August 24, 2007

Elvira Arellano: Deported mother, immigration activist

By Pablo Jaime Sáinz

Elvira Arellano has put a face on the thousands of families that have been separated due to a deportation.

She’s the woman who a year ago sought sanctuary in a Chicago church after immigration officials ordered her deportation.

She’s the hard-worker who entered the U.S. without documents in 1997 and was working at the Chicago airport when she was arrested during an immigration raid.

SAN FRANCISCO - Demostrators in front of the Federal Building protest the arrest and deportation in Los Angeles the day before of Eva Arellano. Arellano lived in a Chicago church for a year, given sanctuary with her 8-year old son, after she was picked up in a no-match raid and ordered deported for lacking legal immigration status. After leaving the church to begin a national speaking tour, Federal agents arrested and deported her. Photo by David Bacon.

She’s the mother who, in order to stay with her 8-year-old, U.S.-born son, Saul, became an immigrant-rights activist who lobbied for comprehensive immigration reform.

Now, after her arrest in Los Angeles and her quick deportation by U.S. Immigration and Customs Enforcement (ICE) agents on Sunday, Aug. 19, Arellano is staying in Tijuana, where she said she will continue her struggle in favor of immigrants.

“If my deportation has served so that the people could stand up for their rights, and so that community and religious leaders would unite to continue fighting for legalization, then for me it was worth it,” she said this week at the modest Otay Mesa apartment where she’s staying.

Her son will remain in Chicago under the care of the reverend’s family that offered Arellano sanctuary.

Immigration activists in San Diego have showed their support for Arellano. Enrique Morones, founder of Border Angels, an immigrant-rights organization, visited Arellano in Tijuana. He even conducted his daily Spanish-language radio show from Tijuana in order to have Arellano as a guest on Tuesday.

For Morones, Arellano represents the plead of many people.

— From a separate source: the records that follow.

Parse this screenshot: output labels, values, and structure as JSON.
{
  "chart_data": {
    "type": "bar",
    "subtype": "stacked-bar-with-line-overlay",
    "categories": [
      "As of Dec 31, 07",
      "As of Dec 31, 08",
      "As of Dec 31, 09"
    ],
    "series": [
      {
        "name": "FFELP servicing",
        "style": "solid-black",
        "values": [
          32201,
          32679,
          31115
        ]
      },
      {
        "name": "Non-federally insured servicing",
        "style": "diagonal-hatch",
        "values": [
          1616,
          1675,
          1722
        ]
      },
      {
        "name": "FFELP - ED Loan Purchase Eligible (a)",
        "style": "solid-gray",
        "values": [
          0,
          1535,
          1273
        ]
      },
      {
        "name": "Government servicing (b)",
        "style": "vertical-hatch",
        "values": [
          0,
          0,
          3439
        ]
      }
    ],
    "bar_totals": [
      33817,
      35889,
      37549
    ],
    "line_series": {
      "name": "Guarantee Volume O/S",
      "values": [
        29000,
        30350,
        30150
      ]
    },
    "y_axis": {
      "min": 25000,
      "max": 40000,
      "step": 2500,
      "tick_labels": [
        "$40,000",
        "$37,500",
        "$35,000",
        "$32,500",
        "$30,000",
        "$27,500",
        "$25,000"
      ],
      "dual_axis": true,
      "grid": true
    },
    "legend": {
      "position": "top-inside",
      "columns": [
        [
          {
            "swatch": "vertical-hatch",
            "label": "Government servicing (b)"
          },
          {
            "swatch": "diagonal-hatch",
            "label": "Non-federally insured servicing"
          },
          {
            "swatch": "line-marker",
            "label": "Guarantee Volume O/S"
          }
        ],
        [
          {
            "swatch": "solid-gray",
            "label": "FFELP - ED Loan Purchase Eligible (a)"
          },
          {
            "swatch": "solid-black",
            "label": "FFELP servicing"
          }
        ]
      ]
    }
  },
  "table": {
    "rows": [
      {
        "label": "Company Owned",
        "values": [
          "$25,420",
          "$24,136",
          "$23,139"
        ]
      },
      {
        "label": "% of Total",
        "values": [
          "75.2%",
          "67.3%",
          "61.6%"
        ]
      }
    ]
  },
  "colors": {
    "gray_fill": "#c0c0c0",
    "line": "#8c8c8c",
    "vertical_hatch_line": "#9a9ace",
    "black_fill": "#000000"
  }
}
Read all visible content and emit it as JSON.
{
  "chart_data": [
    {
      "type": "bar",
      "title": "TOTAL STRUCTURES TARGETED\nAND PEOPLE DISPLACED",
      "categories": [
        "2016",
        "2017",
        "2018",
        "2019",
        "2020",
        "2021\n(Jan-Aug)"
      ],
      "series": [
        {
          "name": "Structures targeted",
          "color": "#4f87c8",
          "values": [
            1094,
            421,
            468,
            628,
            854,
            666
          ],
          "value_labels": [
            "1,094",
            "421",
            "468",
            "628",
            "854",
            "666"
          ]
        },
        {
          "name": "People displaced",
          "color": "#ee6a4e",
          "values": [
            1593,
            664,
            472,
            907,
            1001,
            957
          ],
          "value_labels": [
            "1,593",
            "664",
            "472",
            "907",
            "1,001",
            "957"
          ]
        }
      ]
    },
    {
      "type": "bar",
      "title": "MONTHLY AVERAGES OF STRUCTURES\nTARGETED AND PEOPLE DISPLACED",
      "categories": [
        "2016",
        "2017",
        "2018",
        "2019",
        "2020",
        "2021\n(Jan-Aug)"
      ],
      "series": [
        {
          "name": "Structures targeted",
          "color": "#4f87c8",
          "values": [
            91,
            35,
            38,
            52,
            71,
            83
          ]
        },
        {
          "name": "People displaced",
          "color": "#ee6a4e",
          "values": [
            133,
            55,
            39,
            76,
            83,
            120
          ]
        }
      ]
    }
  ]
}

“She’s just one of thousands of mothers in the U.S. who are being separated from their children,” he said.

Morones added that immigrant women like her didn’t come to the U.S. to have children in order to fix their legal status. He said the women are here to work and get ahead.

“They came here to work, and in the natural process of life, they have children here,” he said.

Morones said that Border Angels gave Arellano a cash donation of a few hundred dollars this week to help her with her immediate expenses.

Religious leaders in San Diego said this week they are concerned for the anti-immigrant tactics the government and groups like the Minutemen are using.

“We are deeply saddened by ICE’s action and we are praying for Elvira and the hundreds of thousands of families that are in jeopardy of being ripped apart,” said Kim Bobo, Executive Director, Interfaith Worker Justice. “We call on ICE to stop raids and deportation until the Congress enacts fair and comprehensive immigration reform.”

They again, as part of the New Sanctuary Movement, pledged to open congregation doors and hearts to immigrants and their families who face deportation.

In Tijuana, Arellano has the moral support of human rights leaders and teachers, said Victor Clark-Alfaro, president of the Centro Binacional de Derechos Humanos, a human-rights organization in the city.

“We will continue to help her with her cause on this side of the border,” Clark-Alfaro said.

Arellano traveled to Mexico City this week to speak in front of the Mexican Congress and ask policy makers to take a stronger stand on immigration issues with the United States.

She said that she’ll take some time off from the spotlight to visit her parents in the southern state of Michoacan. She hasn’t seen them since 1997, when she crossed the border without documents in order to earn money to help them pay for their medical expenses.

Morones said he and other activists in San Diego will hold a protest in front of Horton Plaza in downtown San Diego on Saturday, Aug. 25, at 3 p.m. That’s when the statue of former San Diego mayor and California governor Pete Wilson will be unveiled.

Wilson is credited by many leaders in the Latino community as the godfather of the anti-immigrant movement that includes groups like the Minutemen and other border vigilantes.

Wilson pushed for the infamous 1994 Prop. 187, which would’ve denied basic rights to undocumented immigrants. It was ruled unconstitutional by the courts.

Morones is asking the community to boycott Horton Plaza so that the owners would remove the Wilson statue.

Morones said the rally will also ask for the immediate return of Arellano to the U.S.